One of the best Paul Newman movies is a western called ‘Hombre.’ There’s a memorable scene in which a beautiful, middle-aged woman is tied to a post in the desert heat, as the Newman character (a white man captured by Apaches as a boy and raised as one of them) watches with others pinned down in a cabin on a hill above as she slowly dies.
Hombre (Newman’s character) is the only one who really sees what’s going on with the ‘good people’ and the ‘bad guys,’ and acts decisively. But before he rescues the woman, two characters with him in the cabin, one of them the husband of the woman, have this exchange.
First man: “Where is God?” Husband: “There is no God.” First man: “And no hell either?” Husband: “Oh, there’s a hell alright.”
The underlying belief of the theist is that God is a separate being, ‘the creative source of man and the world who transcends and yet is immanent in the world.’ The underlying belief of the atheist is that there is no God; there are only projections that humans invent in cultural contexts.
Both theism and atheism share the same core view that chaos is the essential nature of the universe, and that either God in the form of man, or man in the form of God, bring order to chaos.
In actuality, it’s exactly the opposite of ancient and modern man’s projections and fears: the world is chaos, while nature is order.
But if God is neither an objectified being, nor what each culture (or individual) makes of it, then what is God? Is the universe conscious? That is, does awareness exist independently (but not separately) of complex brains that have evolved on this and presumably other planets in the universe?
Such questions are heresy to both theists and atheists, to the conventionally religious and the conventionally secular. They’re also senseless to most scientists, who dogmatically insist that the human brain is the happenchance center of creation, and that awareness could not possibly exist in nature beyond the mind of man.
Few scientists would argue that a dynamic order infuses and suffuses the universe, and is inseparable from it. But even fewer philosophers would suggest that beyond knowledge and knowing, there is an inseparable God inextricably related to this order.
A human is a creature of thought; a human being is a being of awareness. Whether blueprints for a suspension bridge, or belief systems of organized religions, there is nothing sacred in thought’s fabrications.
Disposing of the childishness of organized religion by denying the possibility of sacredness beyond the mind of man is throwing the baby out with the bathwater. The idolatry of belief systems, including the concept of a monotheistic God, is being replaced by the idolatry of thought, venerating reason and science above all else. So theism/atheism are mirror images of the each other, flip sides of the same coin.
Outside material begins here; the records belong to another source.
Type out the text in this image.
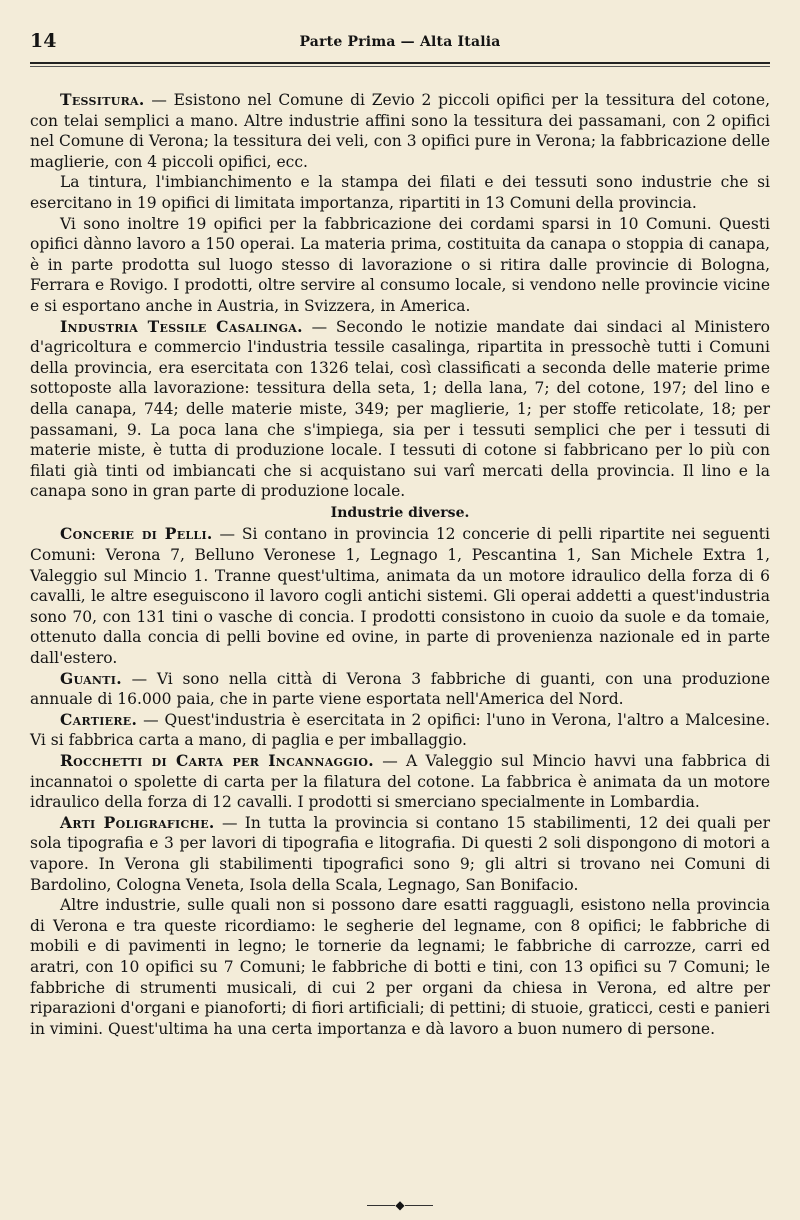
14	Parte Prima — Alta Italia

Tessitura. — Esistono nel Comune di Zevio 2 piccoli opifici per la tessitura del cotone, con telai semplici a mano. Altre industrie affini sono la tessitura dei passamani, con 2 opifici nel Comune di Verona; la tessitura dei veli, con 3 opifici pure in Verona; la fabbricazione delle maglierie, con 4 piccoli opifici, ecc.

La tintura, l'imbianchimento e la stampa dei filati e dei tessuti sono industrie che si esercitano in 19 opifici di limitata importanza, ripartiti in 13 Comuni della provincia.

Vi sono inoltre 19 opifici per la fabbricazione dei cordami sparsi in 10 Comuni. Questi opifici dànno lavoro a 150 operai. La materia prima, costituita da canapa o stoppia di canapa, è in parte prodotta sul luogo stesso di lavorazione o si ritira dalle provincie di Bologna, Ferrara e Rovigo. I prodotti, oltre servire al consumo locale, si vendono nelle provincie vicine e si esportano anche in Austria, in Svizzera, in America.

Industria Tessile Casalinga. — Secondo le notizie mandate dai sindaci al Ministero d'agricoltura e commercio l'industria tessile casalinga, ripartita in pressochè tutti i Comuni della provincia, era esercitata con 1326 telai, così classificati a seconda delle materie prime sottoposte alla lavorazione: tessitura della seta, 1; della lana, 7; del cotone, 197; del lino e della canapa, 744; delle materie miste, 349; per maglierie, 1; per stoffe reticolate, 18; per passamani, 9. La poca lana che s'impiega, sia per i tessuti semplici che per i tessuti di materie miste, è tutta di produzione locale. I tessuti di cotone si fabbricano per lo più con filati già tinti od imbiancati che si acquistano sui varî mercati della provincia. Il lino e la canapa sono in gran parte di produzione locale.

Industrie diverse.

Concerie di Pelli. — Si contano in provincia 12 concerie di pelli ripartite nei seguenti Comuni: Verona 7, Belluno Veronese 1, Legnago 1, Pescantina 1, San Michele Extra 1, Valeggio sul Mincio 1. Tranne quest'ultima, animata da un motore idraulico della forza di 6 cavalli, le altre eseguiscono il lavoro cogli antichi sistemi. Gli operai addetti a quest'industria sono 70, con 131 tini o vasche di concia. I prodotti consistono in cuoio da suole e da tomaie, ottenuto dalla concia di pelli bovine ed ovine, in parte di provenienza nazionale ed in parte dall'estero.

Guanti. — Vi sono nella città di Verona 3 fabbriche di guanti, con una produzione annuale di 16.000 paia, che in parte viene esportata nell'America del Nord.

Cartiere. — Quest'industria è esercitata in 2 opifici: l'uno in Verona, l'altro a Malcesine. Vi si fabbrica carta a mano, di paglia e per imballaggio.

Rocchetti di Carta per Incannaggio. — A Valeggio sul Mincio havvi una fabbrica di incannatoi o spolette di carta per la filatura del cotone. La fabbrica è animata da un motore idraulico della forza di 12 cavalli. I prodotti si smerciano specialmente in Lombardia.

Arti Poligrafiche. — In tutta la provincia si contano 15 stabilimenti, 12 dei quali per sola tipografia e 3 per lavori di tipografia e litografia. Di questi 2 soli dispongono di motori a vapore. In Verona gli stabilimenti tipografici sono 9; gli altri si trovano nei Comuni di Bardolino, Cologna Veneta, Isola della Scala, Legnago, San Bonifacio.

Altre industrie, sulle quali non si possono dare esatti ragguagli, esistono nella provincia di Verona e tra queste ricordiamo: le segherie del legname, con 8 opifici; le fabbriche di mobili e di pavimenti in legno; le tornerie da legnami; le fabbriche di carrozze, carri ed aratri, con 10 opifici su 7 Comuni; le fabbriche di botti e tini, con 13 opifici su 7 Comuni; le fabbriche di strumenti musicali, di cui 2 per organi da chiesa in Verona, ed altre per riparazioni d'organi e pianoforti; di fiori artificiali; di pettini; di stuoie, graticci, cesti e panieri in vimini. Quest'ultima ha una certa importanza e dà lavoro a buon numero di persone.

◆
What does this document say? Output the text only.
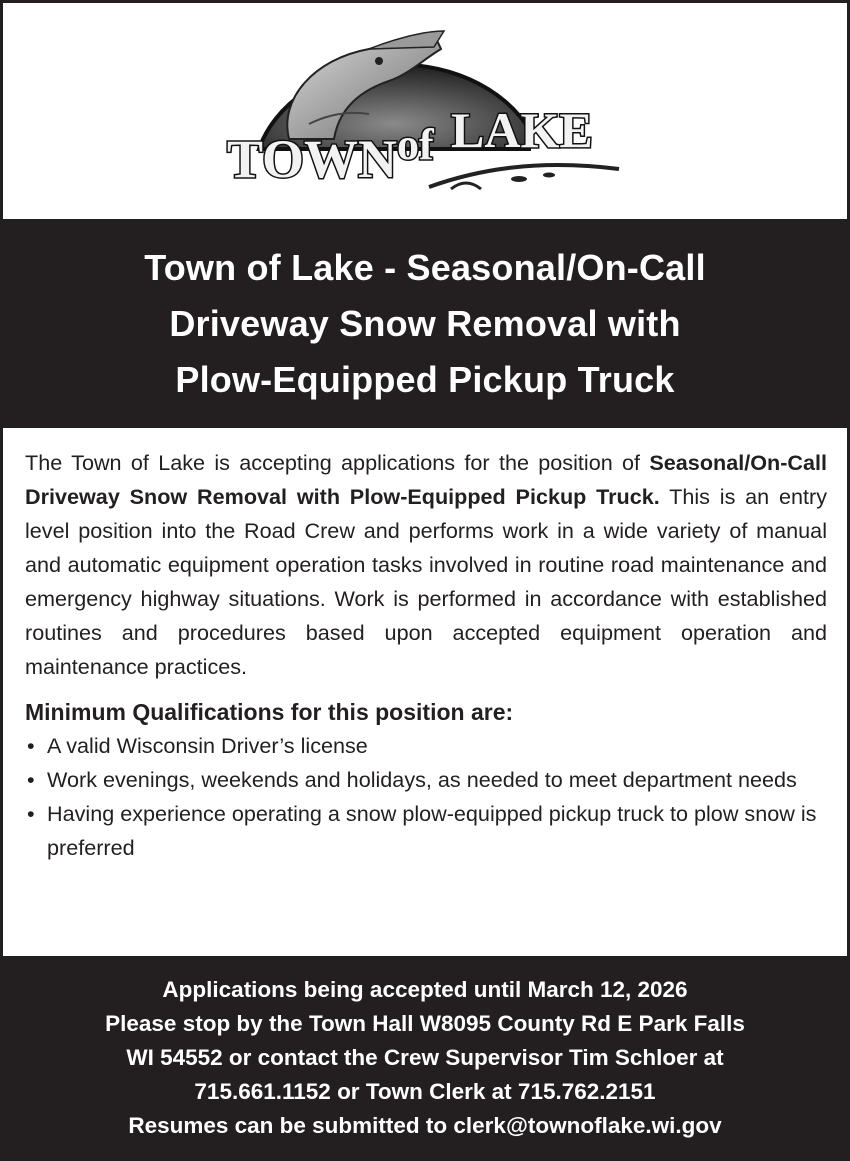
TOWN of LAKE
Town of Lake - Seasonal/On-Call
Driveway Snow Removal with
Plow-Equipped Pickup Truck

The Town of Lake is accepting applications for the position of Seasonal/On-Call Driveway Snow Removal with Plow-Equipped Pickup Truck. This is an entry level position into the Road Crew and performs work in a wide variety of manual and automatic equipment operation tasks involved in routine road maintenance and emergency highway situations. Work is performed in accordance with established routines and procedures based upon accepted equipment operation and maintenance practices.

Minimum Qualifications for this position are:
• A valid Wisconsin Driver’s license
• Work evenings, weekends and holidays, as needed to meet department needs
• Having experience operating a snow plow-equipped pickup truck to plow snow is preferred
Applications being accepted until March 12, 2026
Please stop by the Town Hall W8095 County Rd E Park Falls
WI 54552 or contact the Crew Supervisor Tim Schloer at
715.661.1152 or Town Clerk at 715.762.2151
Resumes can be submitted to clerk@townoflake.wi.gov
The irredeemable flaw of theism is that it projects the separateness and control of the human mind (the essential principles of symbolic thought) onto a ‘Supreme Being’ that created everything and stands apart from it.
The irredeemable flaw of atheism is that it assumes there is no greater intelligence than thought and reason, and that the mind of man is the maker of all meaning.
Thus theists and atheists work together in a perverse and unconscious way to promote the darkness and enslavement of the human mind.
There are two clear movements—the movement of darkness, and the movement of negation of darkness in meditation (and with it the awareness of the sacred) for the few individuals who understand how to initiate it.
There is no duality between these two movements, because the movement of darkness ends in the individual, if only for a few timeless minutes, when the movement of negation in meditation begins.
But is there a larger potential movement of intelligence in human consciousness, flowing from negation in meditation in the individual?
Certainly there are periods of human history, such as now, when there appears to be only the movement of darkness. (There is the movement of negation in meditation in the rare individual, but that doesn’t have much effect on consciousness as a whole.)
At such times, a third movement in human consciousness—of people questioning and igniting insight together—is essential, but as things are, that’s only a potentiality and not an actuality.
True questioning together, and shared insight flowing out of it, is the third potential movement, but it isn’t happening anywhere as far as I know. It could awaken at anytime, but despite such shticks as ‘insight dialogue’ and ‘meditative inquiry,’ insight is not being ignited to a significant degree with people questioning together.
The movement of negation in meditation generates the stillness, emptiness, and nothingness in which all being is, and from which the new human being arises.
One has to keep inquiry going within oneself to be capable of awakening insight with others. Questioning with others generates insight and understanding, the basis of true cooperation, and the wellspring of a new culture and civilization, whenever the breakthrough occurs.